La critique d'Excessif

4/5
Affiche Animal Kingdom L'HISTOIRE : Une rue anonyme dans la banlieue de Melbourne. C'est là que vit la famille de Cody. Profession : criminels. L'irruption parmi eux de Joshua, un neveu éloigné, offre à la police le moyen de les infiltrer. Il ne reste plus à Joshua qu'à choisir son camp...
Une puissante découverte en provenance d'Australie, là où se joue le renouveau du cinéma de genre.
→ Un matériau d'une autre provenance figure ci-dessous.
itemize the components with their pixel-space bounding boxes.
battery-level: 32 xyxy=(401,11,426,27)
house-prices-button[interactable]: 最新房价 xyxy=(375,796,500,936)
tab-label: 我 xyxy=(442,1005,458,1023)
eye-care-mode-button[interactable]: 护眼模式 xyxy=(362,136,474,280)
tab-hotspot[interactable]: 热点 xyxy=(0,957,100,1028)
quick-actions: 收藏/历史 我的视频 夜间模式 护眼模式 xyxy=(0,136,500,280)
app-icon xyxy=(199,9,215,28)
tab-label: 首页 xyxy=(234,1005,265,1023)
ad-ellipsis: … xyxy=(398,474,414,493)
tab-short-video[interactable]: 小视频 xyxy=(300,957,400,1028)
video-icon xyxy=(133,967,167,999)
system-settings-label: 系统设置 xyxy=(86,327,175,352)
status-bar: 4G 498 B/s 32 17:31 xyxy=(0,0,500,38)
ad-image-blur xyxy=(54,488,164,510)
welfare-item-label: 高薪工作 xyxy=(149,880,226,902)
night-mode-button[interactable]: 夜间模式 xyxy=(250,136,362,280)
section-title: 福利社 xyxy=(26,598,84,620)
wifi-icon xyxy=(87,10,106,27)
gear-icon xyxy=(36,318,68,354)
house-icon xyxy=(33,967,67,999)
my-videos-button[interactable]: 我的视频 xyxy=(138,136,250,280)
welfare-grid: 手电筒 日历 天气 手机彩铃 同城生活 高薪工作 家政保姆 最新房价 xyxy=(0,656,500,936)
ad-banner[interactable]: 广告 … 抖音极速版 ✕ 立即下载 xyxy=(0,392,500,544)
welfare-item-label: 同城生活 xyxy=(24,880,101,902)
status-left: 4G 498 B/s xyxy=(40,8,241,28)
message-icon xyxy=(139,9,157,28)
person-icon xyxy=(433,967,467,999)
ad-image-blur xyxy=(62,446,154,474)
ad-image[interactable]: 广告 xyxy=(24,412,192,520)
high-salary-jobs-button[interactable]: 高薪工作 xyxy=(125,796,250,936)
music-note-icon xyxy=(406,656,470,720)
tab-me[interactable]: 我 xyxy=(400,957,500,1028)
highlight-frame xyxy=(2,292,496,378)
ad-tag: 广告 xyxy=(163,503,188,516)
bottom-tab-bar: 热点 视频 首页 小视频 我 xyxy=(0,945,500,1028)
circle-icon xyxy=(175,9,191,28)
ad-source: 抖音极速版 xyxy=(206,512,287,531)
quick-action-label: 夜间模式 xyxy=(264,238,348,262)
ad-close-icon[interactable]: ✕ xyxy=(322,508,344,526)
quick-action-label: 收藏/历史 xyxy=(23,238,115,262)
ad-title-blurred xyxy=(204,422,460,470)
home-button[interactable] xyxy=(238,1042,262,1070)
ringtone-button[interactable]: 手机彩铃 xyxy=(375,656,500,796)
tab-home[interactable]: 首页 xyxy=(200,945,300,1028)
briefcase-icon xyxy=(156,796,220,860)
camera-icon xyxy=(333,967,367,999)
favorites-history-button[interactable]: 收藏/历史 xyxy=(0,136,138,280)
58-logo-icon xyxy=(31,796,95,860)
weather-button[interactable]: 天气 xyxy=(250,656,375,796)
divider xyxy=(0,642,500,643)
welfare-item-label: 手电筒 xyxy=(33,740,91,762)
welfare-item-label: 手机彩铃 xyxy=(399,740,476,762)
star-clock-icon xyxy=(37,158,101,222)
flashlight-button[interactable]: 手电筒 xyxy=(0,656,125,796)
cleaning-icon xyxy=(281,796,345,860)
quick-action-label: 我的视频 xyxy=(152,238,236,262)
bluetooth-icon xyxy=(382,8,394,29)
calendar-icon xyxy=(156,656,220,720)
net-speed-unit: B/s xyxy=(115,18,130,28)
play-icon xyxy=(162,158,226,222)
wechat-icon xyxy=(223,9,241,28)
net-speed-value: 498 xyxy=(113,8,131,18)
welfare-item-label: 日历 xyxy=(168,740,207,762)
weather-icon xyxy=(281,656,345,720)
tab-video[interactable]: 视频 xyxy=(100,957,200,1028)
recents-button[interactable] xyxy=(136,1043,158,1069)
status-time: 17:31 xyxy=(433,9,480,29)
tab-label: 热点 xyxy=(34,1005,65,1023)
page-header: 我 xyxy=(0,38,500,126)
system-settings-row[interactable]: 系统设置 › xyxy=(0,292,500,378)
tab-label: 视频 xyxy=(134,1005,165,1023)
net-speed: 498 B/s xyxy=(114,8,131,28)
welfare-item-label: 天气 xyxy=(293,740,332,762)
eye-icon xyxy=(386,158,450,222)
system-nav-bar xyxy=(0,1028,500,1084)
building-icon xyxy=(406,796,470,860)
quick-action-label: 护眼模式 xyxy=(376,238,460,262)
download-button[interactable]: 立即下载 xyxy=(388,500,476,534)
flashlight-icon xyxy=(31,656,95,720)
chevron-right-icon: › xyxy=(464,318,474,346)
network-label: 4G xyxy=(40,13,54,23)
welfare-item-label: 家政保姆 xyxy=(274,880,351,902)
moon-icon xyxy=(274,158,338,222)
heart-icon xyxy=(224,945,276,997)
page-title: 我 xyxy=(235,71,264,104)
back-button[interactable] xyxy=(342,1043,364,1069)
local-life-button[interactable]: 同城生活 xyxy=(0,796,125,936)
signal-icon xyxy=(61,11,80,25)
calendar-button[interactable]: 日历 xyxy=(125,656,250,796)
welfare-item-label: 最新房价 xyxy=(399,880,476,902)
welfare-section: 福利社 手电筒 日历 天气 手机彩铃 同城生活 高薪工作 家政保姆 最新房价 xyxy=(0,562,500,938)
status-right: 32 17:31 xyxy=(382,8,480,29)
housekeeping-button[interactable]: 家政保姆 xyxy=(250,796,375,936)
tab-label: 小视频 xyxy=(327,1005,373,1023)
Animal Kingdom n'est pas un film aimable, jamais dans la séduction de surface, préférant la sécheresse à l'émotion, la froideur animale au sentimentalisme. Dans les grandes lignes, ce récit d'une noirceur implacable sur le déterminisme familial raconte le cauchemar d'une mère morte d'overdose qui abandonne son fils adolescent sous la tutelle de ses pires ennemis, ceux qu'elle a passé sa vie à fuir : une famille de malfrats. L'enjeu consiste à confronter les autorités à ces voyous dont le clan se décime sous nos yeux. Un inspecteur vertueux (Guy Pearce) constitue la seule alternative pour le protagoniste, un peu candide et mélancolique, d'échapper à un destin tracé dans le sang. Mais rien n'est aussi simple : personne n'est bon, ni mauvais. Cette conception va à l'encontre du manichéisme, préférant traduire des hésitations et des trahisons, des unions et des désunions qui peuvent fluctuer d'une scène à l'autre. David Michod a porté ce projet pendant neuf ans et disséqué la petite pègre de Melbourne, avec la densité d'une fable Shakespearienne. Il en est à la fois le scénariste et le réalisateur et réussit sur les deux tableaux.

 

Animal Kingdom - Une famille de criminels de David Michod

 

Les informations passent autant dans les dialogues que dans la composition des plans et l'utilisation réfléchie des artifices (musique, ralentis). Si cette maîtrise et cette aisance ne laissent aucune échappatoire aux personnages quitte à les condamner (le choix du titre, faisant référence à des prédateurs), ce serait oublier qu'il s'agit avant tout d'une tragédie sur un thème vieux comme le monde (la loi du plus fort dans un environnement hostile) et que les histoires se répètent inéluctablement. Par ailleurs, la force de Animal Kingdom consiste à refuser les références Bibliques et à ne pas proposer une vision exaltée des actes criminels, aux antipodes des fresques mafieuses de Coppola et Scorsese. Il n'y a aucune glorification : le réalisme du traitement de la violence vient nous le rappeler presque douloureusement. Chaque balle tirée, chaque coup porté fait mal. Les personnages instinctifs et brutaux sont plus ancrés dans la réalité que dans le fantasme, évoluant dans une tribu dirigée par une femme consciente de perdre les hommes (Jacki Weaver, hallucinante). C'est un monstre diabolique qui manipule par le chantage affectif son théâtre de marionnettes pathétiques. Parmi les rejetons, il y a cet oncle effrayant (Ben Mendelsohn) qui électrise l'écran à chaque fois qu'il apparaît. Finalement, ceux qui paraissent les plus inoffensifs pourraient bien se révéler les plus pervers. Plus on y repense, plus ce petit film, ovationné à Sundance, prend de la valeur.